Mas se dissermos que o mundo aparece, para quem ele aparece? A resposta deve ser “para o Ser”. De que outra forma o mundo poderia aparecer na ausência do Ser, que é o “saber”? Portanto, o Ser é a própria “realidade”. Essa é a conclusão de Shankara. Os fenômenos são reais como o Ser e são ilusórios quando vistos como separados do Ser.

Então, o que dizem os tântricos e outras escolas? Eles defendem a opinião de que os fenômenos são reais porque fazem parte da Realidade suprema na qual aparecem. De fato, essas duas teorias não são semelhantes? Isso é o que eu queria que você entendesse quando disse que a realidade e o mito eram a mesma coisa.

De acordo com certas mentes contrárias, a manifestação da água da miragem é puramente ilusória, seja ela uma ilusão condicionada ou incondicionada, porque essa água não pode ser usada de forma alguma. Por outro lado, a manifestação do mundo não é puramente ilusória, porque é ativa. Então, como podemos colocar a miragem e o mundo no mesmo nível?

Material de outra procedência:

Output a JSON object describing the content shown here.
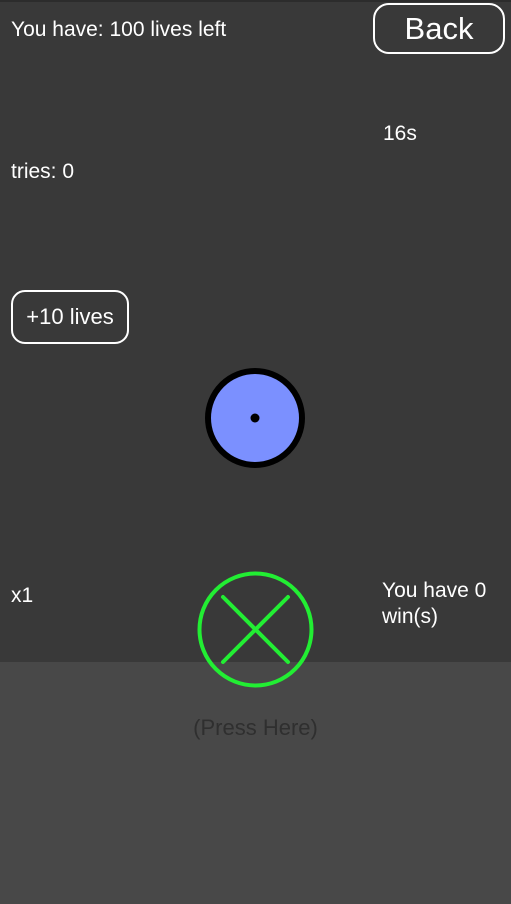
{
  "hud": {
    "lives_text": "You have: 100 lives left",
    "timer_text": "16s",
    "tries_text": "tries: 0",
    "multiplier_text": "x1",
    "wins_text": "You have 0 win(s)"
  },
  "buttons": {
    "back_label": "Back",
    "add_lives_label": "+10 lives"
  },
  "press_area": {
    "label": "(Press Here)"
  },
  "colors": {
    "background": "#393939",
    "press_area": "#484848",
    "ball_fill": "#7b90ff",
    "ball_outline": "#000000",
    "target_green": "#22ee33",
    "text": "#ffffff"
  },
  "icons": {
    "ball": "ball-icon",
    "target": "target-x-icon"
  }
}
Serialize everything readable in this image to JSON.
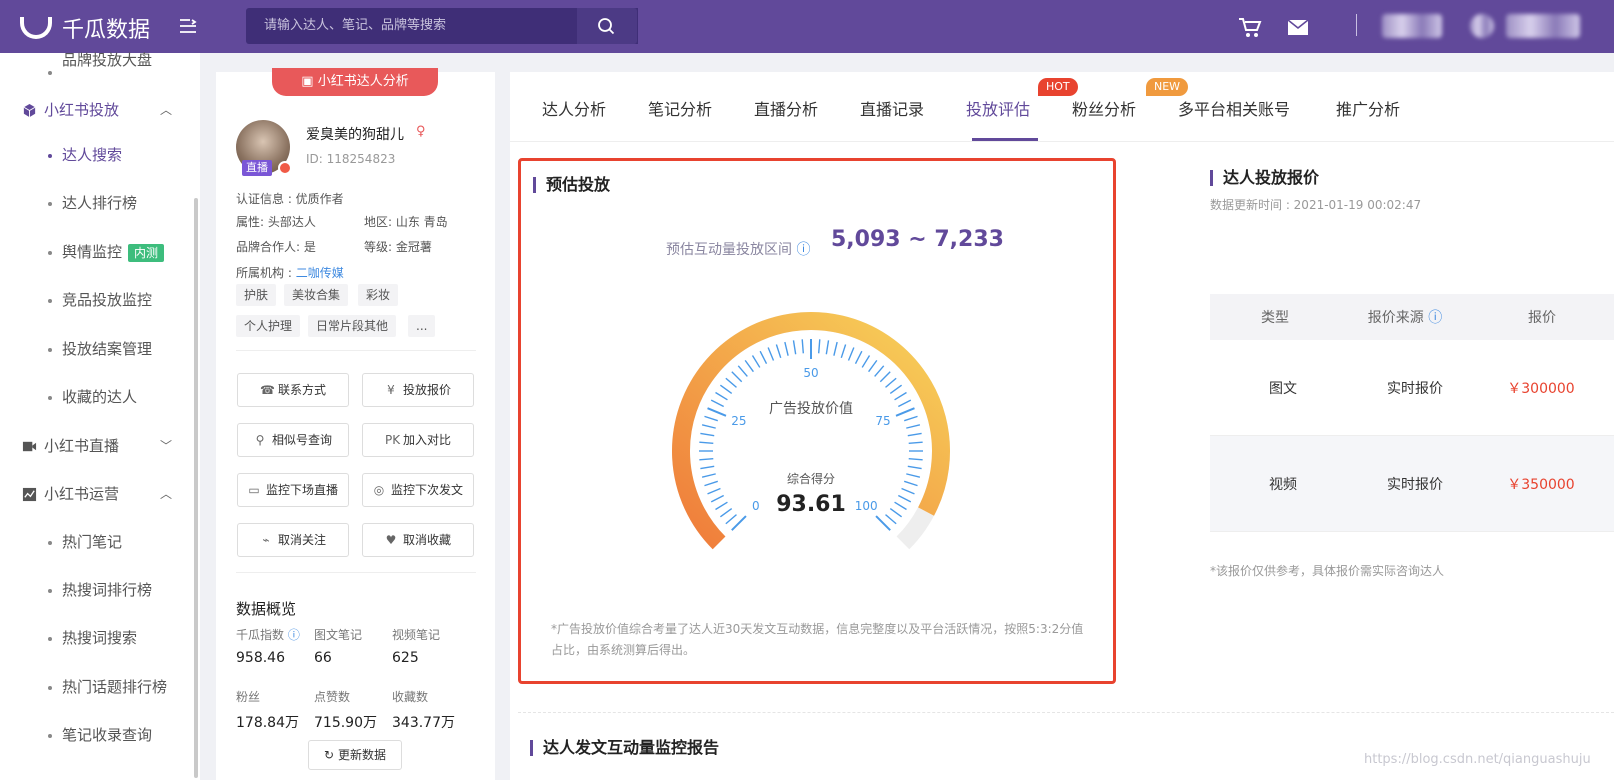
{
  "header": {
    "logo_text": "千瓜数据",
    "search_placeholder": "请输入达人、笔记、品牌等搜索",
    "icons": [
      "menu-toggle-icon",
      "search-icon",
      "cart-icon",
      "mail-icon"
    ]
  },
  "sidebar": {
    "top_cut_item": "品牌投放大盘",
    "groups": [
      {
        "label": "小红书投放",
        "items": [
          "达人搜索",
          "达人排行榜",
          "舆情监控",
          "竞品投放监控",
          "投放结案管理",
          "收藏的达人"
        ]
      },
      {
        "label": "小红书直播",
        "items": []
      },
      {
        "label": "小红书运营",
        "items": [
          "热门笔记",
          "热搜词排行榜",
          "热搜词搜索",
          "热门话题排行榜",
          "笔记收录查询"
        ]
      }
    ],
    "badge_inner_test": "内测",
    "active_item": "达人搜索"
  },
  "profile": {
    "top_tag": "小红书达人分析",
    "live_badge": "直播",
    "name": "爱臭美的狗甜儿",
    "id": "ID:  118254823",
    "cert": "认证信息 : 优质作者",
    "attr": "属性: 头部达人",
    "region": "地区: 山东 青岛",
    "brand_partner": "品牌合作人: 是",
    "level": "等级: 金冠薯",
    "org_label": "所属机构 : ",
    "org_value": "二咖传媒",
    "tags": [
      "护肤",
      "美妆合集",
      "彩妆",
      "个人护理",
      "日常片段其他",
      "..."
    ],
    "buttons": [
      "联系方式",
      "投放报价",
      "相似号查询",
      "加入对比",
      "监控下场直播",
      "监控下次发文",
      "取消关注",
      "取消收藏"
    ],
    "overview_title": "数据概览",
    "stats": [
      {
        "label": "千瓜指数",
        "value": "958.46"
      },
      {
        "label": "图文笔记",
        "value": "66"
      },
      {
        "label": "视频笔记",
        "value": "625"
      },
      {
        "label": "粉丝",
        "value": "178.84万"
      },
      {
        "label": "点赞数",
        "value": "715.90万"
      },
      {
        "label": "收藏数",
        "value": "343.77万"
      }
    ],
    "refresh_label": "更新数据"
  },
  "tabs": {
    "items": [
      "达人分析",
      "笔记分析",
      "直播分析",
      "直播记录",
      "投放评估",
      "粉丝分析",
      "多平台相关账号",
      "推广分析"
    ],
    "active": "投放评估",
    "hot_badge": "HOT",
    "new_badge": "NEW"
  },
  "estimate": {
    "title": "预估投放",
    "range_label": "预估互动量投放区间",
    "range_value": "5,093 ~ 7,233",
    "gauge_center_label": "广告投放价值",
    "score_label": "综合得分",
    "score_value": "93.61",
    "score_fraction": 0.9361,
    "ticks": [
      "0",
      "25",
      "50",
      "75",
      "100"
    ],
    "footnote": "*广告投放价值综合考量了达人近30天发文互动数据，信息完整度以及平台活跃情况，按照5:3:2分值占比，由系统测算后得出。"
  },
  "quote": {
    "title": "达人投放报价",
    "updated": "数据更新时间 : 2021-01-19 00:02:47",
    "headers": [
      "类型",
      "报价来源",
      "报价"
    ],
    "rows": [
      {
        "type": "图文",
        "source": "实时报价",
        "price": "￥300000"
      },
      {
        "type": "视频",
        "source": "实时报价",
        "price": "￥350000"
      }
    ],
    "note": "*该报价仅供参考，具体报价需实际咨询达人"
  },
  "monitor_title": "达人发文互动量监控报告",
  "watermark": "https://blog.csdn.net/qianguashuju"
}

Um fenômeno não é real simplesmente porque serve a um ou mais propósitos. As criações de sonhos também têm um propósito, que é justamente dar ao sonho seu verdadeiro significado. A água vista em um sonho não sacia a sede que é sonhada? Entretanto, a criação de sonhos é questionável porque é destruída quando acordamos. Mas a criação do estado de vigília também não é questionável por causa da existência dos outros dois estados [sonhos e sono profundo]? O que não é contínuo não pode ser real. Se algo é real, deve ser sempre real, e não às vezes real e às vezes irreal.

Tudo isso é comparável aos truques dos mágicos. Suas criações parecem reais quando, na verdade, são ilusórias.

Da mesma forma, o mundo não pode ser real em si mesmo, ou seja, separado da “realidade” subjacente e permanente.

Com essas palavras, Râmana Maharshi expõe o cerne da doutrina de Shankara, que, longe de se opor a outros pontos de vista, simplesmente os sintetiza e integra.

Com isso, Shankara amplia totalmente a natureza não sistemática do pensamento hindu, que é articulado em uma infinidade de pontos de vista que não se opõem nem se contradizem.